Die Selbstbewertung der Internetfirmen bezieht sich vor allem darauf, wie gut sie ihre Verpflichtungen aus dem Kodex umgesetzt haben, mit Blick auf die Europawahl. Die drei für Justiz, Sicherheit und Digitales zuständigen Kommissarinnen und Kommissare kommen zu einem ernüchternden Urteil.
"Die Fortschritte der einzelnen Unterzeichner sind sehr unterschiedlich, und die Berichte geben nur wenig Aufschluss über die tatsächlichen Auswirkungen der im Laufe des vergangenen Jahres ergriffenen Selbstregulierungsmaßnahmen sowie über Mechanismen für eine unabhängige Kontrolle."
Facebook
Doch was steht in den Berichten?
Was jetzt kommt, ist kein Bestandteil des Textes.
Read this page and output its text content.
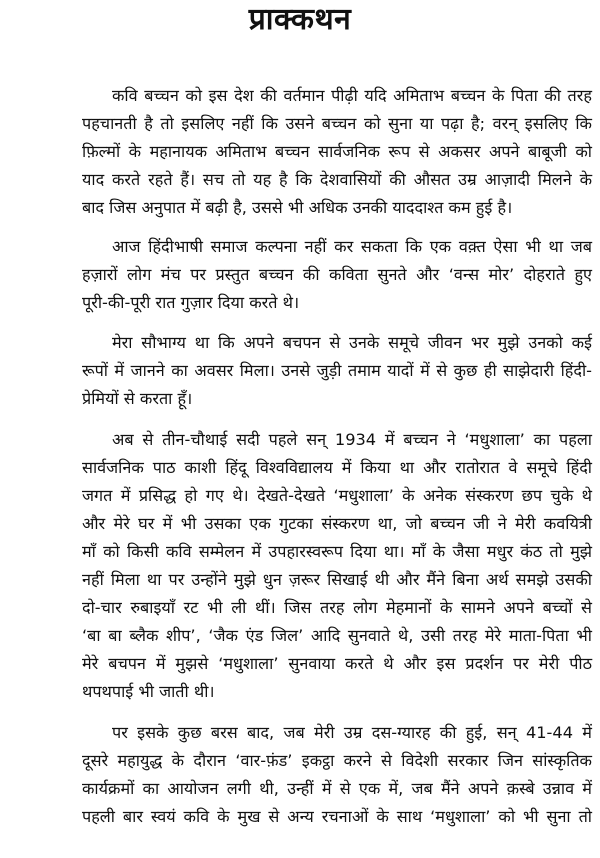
प्राक्कथन
कवि बच्चन को इस देश की वर्तमान पीढ़ी यदि अमिताभ बच्चन के पिता की तरह
पहचानती है तो इसलिए नहीं कि उसने बच्चन को सुना या पढ़ा है; वरन् इसलिए कि
फ़िल्मों के महानायक अमिताभ बच्चन सार्वजनिक रूप से अकसर अपने बाबूजी को
याद करते रहते हैं। सच तो यह है कि देशवासियों की औसत उम्र आज़ादी मिलने के
बाद जिस अनुपात में बढ़ी है, उससे भी अधिक उनकी याददाश्त कम हुई है।
आज हिंदीभाषी समाज कल्पना नहीं कर सकता कि एक वक़्त ऐसा भी था जब
हज़ारों लोग मंच पर प्रस्तुत बच्चन की कविता सुनते और ‘वन्स मोर’ दोहराते हुए
पूरी-की-पूरी रात गुज़ार दिया करते थे।
मेरा सौभाग्य था कि अपने बचपन से उनके समूचे जीवन भर मुझे उनको कई
रूपों में जानने का अवसर मिला। उनसे जुड़ी तमाम यादों में से कुछ ही साझेदारी हिंदी-
प्रेमियों से करता हूँ।
अब से तीन-चौथाई सदी पहले सन् 1934 में बच्चन ने ‘मधुशाला’ का पहला
सार्वजनिक पाठ काशी हिंदू विश्वविद्यालय में किया था और रातोरात वे समूचे हिंदी
जगत में प्रसिद्ध हो गए थे। देखते-देखते ‘मधुशाला’ के अनेक संस्करण छप चुके थे
और मेरे घर में भी उसका एक गुटका संस्करण था, जो बच्चन जी ने मेरी कवयित्री
माँ को किसी कवि सम्मेलन में उपहारस्वरूप दिया था। माँ के जैसा मधुर कंठ तो मुझे
नहीं मिला था पर उन्होंने मुझे धुन ज़रूर सिखाई थी और मैंने बिना अर्थ समझे उसकी
दो-चार रुबाइयाँ रट भी ली थीं। जिस तरह लोग मेहमानों के सामने अपने बच्चों से
‘बा बा ब्लैक शीप’, ‘जैक एंड जिल’ आदि सुनवाते थे, उसी तरह मेरे माता-पिता भी
मेरे बचपन में मुझसे ‘मधुशाला’ सुनवाया करते थे और इस प्रदर्शन पर मेरी पीठ
थपथपाई भी जाती थी।
पर इसके कुछ बरस बाद, जब मेरी उम्र दस-ग्यारह की हुई, सन् 41-44 में
दूसरे महायुद्ध के दौरान ‘वार-फ़ंड’ इकट्ठा करने से विदेशी सरकार जिन सांस्कृतिक
कार्यक्रमों का आयोजन लगी थी, उन्हीं में से एक में, जब मैंने अपने क़स्बे उन्नाव में
पहली बार स्वयं कवि के मुख से अन्य रचनाओं के साथ ‘मधुशाला’ को भी सुना तो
Beispiel eins: Facebook: Das soziale Netzwerk hebt unter anderem hervor, es hätte Nutzerinnen und Nutzer benachrichtigt, wenn sie Inhalte teilten, die vom Faktencheck als falsch oder zweifelhaft eingestuft wurden. Die Warnungen beträfen auch falsche Fotos und Videos. Und dann hätte es noch ein spezielles Tool gegeben, mit dem Usern klargemacht werden sollte, aus welcher Quelle Informationen stammen.
"Letztes Jahr haben wir eine neue Funktion, den Kontext-Button, eingeführt, um den Nutzern das Anzeigen weiterer Informationen zu Websites und Publishern auf Facebook zu erleichtern. In diesem Frühjahr haben wir den Kontext-Button auf Bilder erweitert, die auf Facebook überprüft wurden." Allerdings kritisiert die EU-Kommission, dass Facebook nicht sagt, inwieweit diese Tools in allen EU-Mitgliedsstaaten zum Einsatz gekommen sind.
Dass die Brüsseler Behörde darauf Wert legt, ist verständlich. Manche EU-Länder eignen sich besonders gut für Desinformations-Attacken. Zum Beispiel die baltischen Staaten, in denen die russischsprachige Minderheit angestachelt oder Spanien, wo der Streit um eine Unabhängigheit Kataloniens Ressentiments gegen die EU wecken kann.
Google
Zweites Beispiel: Google. Es würde seine Dienste darauf auslegen, zu erkennen, ob ein neues Konto wahrscheinlich dazu angelegt wurde, um damit Manipulation zu betreiben und solche Accounts blocken. Google kann nach eigenen Angaben auch erkennen, ob zum Beispiel Videos mit Dislikes oder künstlichen Klickzahlen überhäuft werden.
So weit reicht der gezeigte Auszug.